Shah is expected to unveil next month the agency’s first-ever policy on combating violent extremism and implementing counterinsurgency. USAID’s efforts are expected to target volatile nations such as Afghanistan, Pakistan, Sudan and parts of sub-Saharan Africa, according to Josh Rogin of The Cable.
Apart from advancing national security interests, foreign aid programs also boost the economy and generate job opportunities in the U.S., Shah said.
Explained Shah: “If we are going to be competitive as a country and create jobs at home, we cannot ignore the billions of people who are currently very low income but will in fact form a major new middle-class market in the next two decades.”
While Republicans are pushing for cuts in the U.S. foreign aid budgets, spending on defense have not been touched.

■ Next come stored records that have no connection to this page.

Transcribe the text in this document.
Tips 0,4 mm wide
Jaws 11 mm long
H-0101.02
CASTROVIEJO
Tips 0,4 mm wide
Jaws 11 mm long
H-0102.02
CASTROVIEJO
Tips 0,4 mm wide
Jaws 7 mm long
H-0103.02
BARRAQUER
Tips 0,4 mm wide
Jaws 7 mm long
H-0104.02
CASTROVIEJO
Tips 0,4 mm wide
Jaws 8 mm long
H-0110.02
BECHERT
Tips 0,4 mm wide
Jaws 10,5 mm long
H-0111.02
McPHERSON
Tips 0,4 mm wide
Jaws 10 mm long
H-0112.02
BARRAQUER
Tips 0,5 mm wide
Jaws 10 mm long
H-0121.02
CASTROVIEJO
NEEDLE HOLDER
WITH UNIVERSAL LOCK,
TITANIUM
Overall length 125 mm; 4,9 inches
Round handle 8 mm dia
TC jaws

U.S. foreign aid “is one of the easier parts of the budget to target. Its recipients are not voters, it is actually a very small part of the budget, voters believe it is an enormous part of the budget, they overwhelmingly support cutting this funding because they imagine that getting rid of it would significantly reduce the deficit, and it usually funds projects that can be easily portrayed and dismissed as ‘nation-building’ or worse,” according to Daniel Larison of The American Conservative.
Adam Serwer of The Washington Post offered this explanation: “The reason why Republicans want to entirely defund USAID but avoid touching a hair on the defense budget is that they see every single matter of foreign affairs as a nail, and so they don’t understand why we should be spending money on anything other than hammers.”